Optimization pipeline
The optimizer is a pluggable, ordered list of Optimizer implementations. Each one inspects a Request and returns Recommendation values; the pipeline decides whether to apply them based on the request's mode.
Modes
- passive — observe-only. Recommendations are emitted; the request body is unchanged. Default for most production paths.
- interactive — the pipeline calls a
Deciderfor each recommendation; accepted ones are applied to the request body before the proxy forwards upstream. - replay — runs against historical envelopes via the replay engine.

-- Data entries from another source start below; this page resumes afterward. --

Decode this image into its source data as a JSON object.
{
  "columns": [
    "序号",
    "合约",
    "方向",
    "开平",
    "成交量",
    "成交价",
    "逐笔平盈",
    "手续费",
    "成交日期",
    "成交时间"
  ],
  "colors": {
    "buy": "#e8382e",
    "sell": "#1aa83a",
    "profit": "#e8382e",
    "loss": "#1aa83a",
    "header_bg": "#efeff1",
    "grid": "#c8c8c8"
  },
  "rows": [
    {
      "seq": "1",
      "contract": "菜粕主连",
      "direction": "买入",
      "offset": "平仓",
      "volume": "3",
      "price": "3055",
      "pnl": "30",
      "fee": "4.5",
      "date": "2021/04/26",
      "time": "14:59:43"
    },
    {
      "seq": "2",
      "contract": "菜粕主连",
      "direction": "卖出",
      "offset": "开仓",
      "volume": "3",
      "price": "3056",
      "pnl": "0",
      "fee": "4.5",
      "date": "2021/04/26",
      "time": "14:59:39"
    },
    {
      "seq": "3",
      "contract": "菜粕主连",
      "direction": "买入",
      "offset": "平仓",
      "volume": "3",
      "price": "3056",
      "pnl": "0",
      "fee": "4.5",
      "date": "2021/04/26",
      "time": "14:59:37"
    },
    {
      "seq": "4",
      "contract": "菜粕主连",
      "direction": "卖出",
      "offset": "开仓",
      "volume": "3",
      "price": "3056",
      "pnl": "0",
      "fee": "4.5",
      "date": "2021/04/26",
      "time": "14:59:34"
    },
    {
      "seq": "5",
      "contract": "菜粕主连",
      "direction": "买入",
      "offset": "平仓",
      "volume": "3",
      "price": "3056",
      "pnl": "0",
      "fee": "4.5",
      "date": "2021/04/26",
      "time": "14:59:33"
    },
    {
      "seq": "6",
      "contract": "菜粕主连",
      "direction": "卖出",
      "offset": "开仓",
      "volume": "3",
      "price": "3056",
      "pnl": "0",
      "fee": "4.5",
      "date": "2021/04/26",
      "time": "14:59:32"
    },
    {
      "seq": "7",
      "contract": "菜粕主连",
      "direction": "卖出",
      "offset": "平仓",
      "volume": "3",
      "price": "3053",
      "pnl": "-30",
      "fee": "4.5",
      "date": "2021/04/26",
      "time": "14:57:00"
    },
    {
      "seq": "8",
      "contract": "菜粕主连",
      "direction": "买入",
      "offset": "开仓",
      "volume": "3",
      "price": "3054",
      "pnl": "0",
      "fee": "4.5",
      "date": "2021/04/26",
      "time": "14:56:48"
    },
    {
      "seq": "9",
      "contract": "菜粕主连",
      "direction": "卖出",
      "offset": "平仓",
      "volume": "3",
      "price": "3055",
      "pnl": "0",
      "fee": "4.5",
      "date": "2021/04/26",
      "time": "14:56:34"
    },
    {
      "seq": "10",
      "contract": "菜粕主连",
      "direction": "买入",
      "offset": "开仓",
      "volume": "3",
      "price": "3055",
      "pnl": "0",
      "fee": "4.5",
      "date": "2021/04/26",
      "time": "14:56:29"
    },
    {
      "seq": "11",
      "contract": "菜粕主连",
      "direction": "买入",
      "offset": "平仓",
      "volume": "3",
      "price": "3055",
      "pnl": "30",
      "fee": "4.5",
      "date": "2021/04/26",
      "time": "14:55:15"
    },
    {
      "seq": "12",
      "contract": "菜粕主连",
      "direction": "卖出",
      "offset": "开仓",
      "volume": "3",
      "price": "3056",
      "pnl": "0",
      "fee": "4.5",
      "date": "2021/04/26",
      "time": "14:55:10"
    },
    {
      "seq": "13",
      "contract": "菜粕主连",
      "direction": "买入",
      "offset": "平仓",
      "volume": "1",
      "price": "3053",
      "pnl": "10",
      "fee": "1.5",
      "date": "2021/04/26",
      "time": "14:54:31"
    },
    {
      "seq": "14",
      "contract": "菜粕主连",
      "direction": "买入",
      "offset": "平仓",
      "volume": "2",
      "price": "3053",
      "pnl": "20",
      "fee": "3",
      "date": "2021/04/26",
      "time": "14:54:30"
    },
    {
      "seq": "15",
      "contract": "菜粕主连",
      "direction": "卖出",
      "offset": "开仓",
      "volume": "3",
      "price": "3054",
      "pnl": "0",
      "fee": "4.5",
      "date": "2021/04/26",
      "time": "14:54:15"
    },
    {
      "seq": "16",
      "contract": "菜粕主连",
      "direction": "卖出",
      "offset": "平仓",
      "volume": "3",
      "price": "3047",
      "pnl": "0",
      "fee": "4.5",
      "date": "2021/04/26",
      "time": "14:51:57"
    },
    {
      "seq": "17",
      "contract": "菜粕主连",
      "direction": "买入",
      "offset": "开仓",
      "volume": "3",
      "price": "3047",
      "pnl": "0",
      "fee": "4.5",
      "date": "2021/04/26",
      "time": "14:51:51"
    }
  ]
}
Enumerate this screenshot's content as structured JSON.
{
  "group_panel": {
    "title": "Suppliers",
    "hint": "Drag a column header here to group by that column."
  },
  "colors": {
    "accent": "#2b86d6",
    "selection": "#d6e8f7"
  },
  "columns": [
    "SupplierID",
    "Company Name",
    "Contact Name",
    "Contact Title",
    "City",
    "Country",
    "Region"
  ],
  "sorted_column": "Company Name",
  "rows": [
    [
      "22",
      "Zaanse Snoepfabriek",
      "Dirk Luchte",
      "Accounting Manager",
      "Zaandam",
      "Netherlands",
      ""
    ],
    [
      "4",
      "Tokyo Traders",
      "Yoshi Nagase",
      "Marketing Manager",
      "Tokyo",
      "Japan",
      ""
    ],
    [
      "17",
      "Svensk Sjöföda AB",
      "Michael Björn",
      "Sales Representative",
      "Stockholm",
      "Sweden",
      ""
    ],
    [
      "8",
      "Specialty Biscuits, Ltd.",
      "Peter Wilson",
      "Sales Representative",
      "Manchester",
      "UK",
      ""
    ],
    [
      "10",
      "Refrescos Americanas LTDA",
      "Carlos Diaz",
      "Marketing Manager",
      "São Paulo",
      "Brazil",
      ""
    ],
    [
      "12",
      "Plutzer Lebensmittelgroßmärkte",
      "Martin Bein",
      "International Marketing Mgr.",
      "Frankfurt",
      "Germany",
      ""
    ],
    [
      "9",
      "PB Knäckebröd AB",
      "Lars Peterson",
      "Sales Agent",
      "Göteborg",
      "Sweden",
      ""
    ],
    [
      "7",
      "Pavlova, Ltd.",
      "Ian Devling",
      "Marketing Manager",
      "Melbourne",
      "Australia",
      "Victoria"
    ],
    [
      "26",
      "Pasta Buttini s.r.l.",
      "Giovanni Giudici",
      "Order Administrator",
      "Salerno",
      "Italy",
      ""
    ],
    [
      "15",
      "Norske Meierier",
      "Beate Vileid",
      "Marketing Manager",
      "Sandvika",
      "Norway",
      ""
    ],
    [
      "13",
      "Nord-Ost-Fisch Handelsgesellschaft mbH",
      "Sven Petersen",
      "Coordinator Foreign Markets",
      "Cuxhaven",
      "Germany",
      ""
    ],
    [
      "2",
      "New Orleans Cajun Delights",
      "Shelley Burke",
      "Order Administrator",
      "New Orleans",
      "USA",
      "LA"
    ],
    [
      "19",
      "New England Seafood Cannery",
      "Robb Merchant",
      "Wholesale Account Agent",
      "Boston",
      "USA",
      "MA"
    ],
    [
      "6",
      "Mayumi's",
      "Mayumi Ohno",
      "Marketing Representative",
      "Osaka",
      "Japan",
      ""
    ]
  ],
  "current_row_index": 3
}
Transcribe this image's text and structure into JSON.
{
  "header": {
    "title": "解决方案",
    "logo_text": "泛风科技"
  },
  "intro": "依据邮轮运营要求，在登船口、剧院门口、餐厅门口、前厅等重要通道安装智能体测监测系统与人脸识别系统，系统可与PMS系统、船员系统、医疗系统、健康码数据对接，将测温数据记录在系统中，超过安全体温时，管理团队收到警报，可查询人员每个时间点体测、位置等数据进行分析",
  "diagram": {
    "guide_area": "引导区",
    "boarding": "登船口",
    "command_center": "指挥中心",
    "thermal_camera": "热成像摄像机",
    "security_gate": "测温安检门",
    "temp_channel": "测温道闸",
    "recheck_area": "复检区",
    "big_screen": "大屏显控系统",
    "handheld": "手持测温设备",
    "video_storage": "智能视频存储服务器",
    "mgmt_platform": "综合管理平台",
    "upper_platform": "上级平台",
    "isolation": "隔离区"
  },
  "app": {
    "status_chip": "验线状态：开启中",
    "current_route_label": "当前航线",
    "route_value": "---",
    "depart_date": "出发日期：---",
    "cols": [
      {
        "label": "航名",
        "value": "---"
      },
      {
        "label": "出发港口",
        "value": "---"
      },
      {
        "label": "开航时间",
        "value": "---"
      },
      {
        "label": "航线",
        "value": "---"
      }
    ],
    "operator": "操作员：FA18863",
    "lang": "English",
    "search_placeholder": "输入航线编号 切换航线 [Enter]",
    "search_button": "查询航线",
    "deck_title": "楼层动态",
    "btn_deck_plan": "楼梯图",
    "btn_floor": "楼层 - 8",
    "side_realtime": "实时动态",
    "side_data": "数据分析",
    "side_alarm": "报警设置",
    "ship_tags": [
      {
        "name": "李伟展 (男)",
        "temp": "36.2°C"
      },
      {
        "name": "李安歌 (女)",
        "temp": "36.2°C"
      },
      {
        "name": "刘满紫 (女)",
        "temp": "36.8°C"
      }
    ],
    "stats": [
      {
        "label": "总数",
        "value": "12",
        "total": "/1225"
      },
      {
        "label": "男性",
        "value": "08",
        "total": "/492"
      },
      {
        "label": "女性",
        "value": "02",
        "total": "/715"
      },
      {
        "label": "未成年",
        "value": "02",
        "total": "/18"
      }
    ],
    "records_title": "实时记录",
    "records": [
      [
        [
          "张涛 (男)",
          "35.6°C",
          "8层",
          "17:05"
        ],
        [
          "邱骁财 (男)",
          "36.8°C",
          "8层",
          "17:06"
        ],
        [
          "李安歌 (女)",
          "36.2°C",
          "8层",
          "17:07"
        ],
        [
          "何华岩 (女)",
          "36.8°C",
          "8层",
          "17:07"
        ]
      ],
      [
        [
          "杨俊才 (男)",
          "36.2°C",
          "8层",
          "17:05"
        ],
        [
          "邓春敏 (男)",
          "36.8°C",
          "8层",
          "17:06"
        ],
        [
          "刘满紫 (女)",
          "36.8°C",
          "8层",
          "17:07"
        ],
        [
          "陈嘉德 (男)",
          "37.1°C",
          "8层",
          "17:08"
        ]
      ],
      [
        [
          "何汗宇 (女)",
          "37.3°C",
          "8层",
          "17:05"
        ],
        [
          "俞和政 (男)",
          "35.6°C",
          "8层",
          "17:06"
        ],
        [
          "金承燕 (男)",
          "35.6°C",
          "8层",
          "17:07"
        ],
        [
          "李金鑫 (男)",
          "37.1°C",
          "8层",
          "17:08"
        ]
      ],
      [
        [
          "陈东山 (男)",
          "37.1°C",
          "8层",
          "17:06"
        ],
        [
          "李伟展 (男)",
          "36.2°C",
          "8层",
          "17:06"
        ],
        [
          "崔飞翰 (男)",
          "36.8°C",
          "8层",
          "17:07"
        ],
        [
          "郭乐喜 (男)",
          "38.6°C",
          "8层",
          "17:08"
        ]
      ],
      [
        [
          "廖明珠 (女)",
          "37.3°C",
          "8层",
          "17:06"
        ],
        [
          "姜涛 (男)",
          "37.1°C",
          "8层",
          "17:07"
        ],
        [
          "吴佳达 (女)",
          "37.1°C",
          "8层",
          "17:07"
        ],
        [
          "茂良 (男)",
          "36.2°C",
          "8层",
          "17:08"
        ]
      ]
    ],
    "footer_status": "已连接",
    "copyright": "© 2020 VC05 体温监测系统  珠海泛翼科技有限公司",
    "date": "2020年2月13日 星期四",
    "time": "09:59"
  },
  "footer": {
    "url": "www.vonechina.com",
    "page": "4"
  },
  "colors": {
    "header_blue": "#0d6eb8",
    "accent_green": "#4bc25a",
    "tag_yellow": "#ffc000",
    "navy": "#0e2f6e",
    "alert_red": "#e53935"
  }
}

The original is preserved; the result is used purely for reporting / coaching.
A latency budget caps total wall-clock spent; optimizers that would push past the cap are skipped with an attributed event so dashboards can surface lost opportunities.
Optimizers shipped
| Kind | Package | What it looks for |
|---|---|---|
prompt_compress | internal/optimizer/promptcompress | Whitespace, smart-quote, comment, dedupe-line transforms |
semantic_dedupe | internal/optimizer/dedupe | Near-duplicate messages by Jaccard shingle similarity |
retrieval_prune | internal/optimizer/retrievalprune | Oversized retrieval blocks split by --- / numbered chunks |
context_trim | internal/optimizer/contexttrim | Configurable retention (system always, last N turns, …) |
model_router | internal/optimizer/router | Cost / latency / quality-aware model swap |
A quality_gate wrapper (internal/optimizer/qualitygate) refuses applies that fall below a quality threshold.
Adding an optimizer
- Implement
optimizer.Optimizer(Kind(),Run(ctx, req)). - Return zero or more
Recommendationvalues. SetApplyBodyonly when interactive mode is meaningful for your transform. - Add the package to the pipeline at construction time (
optimizer.NewPipeline(opt1, opt2, ...)). - Write tests against
optimizer.Pipelinein passive + interactive modes — they exercise the decision plumbing for free.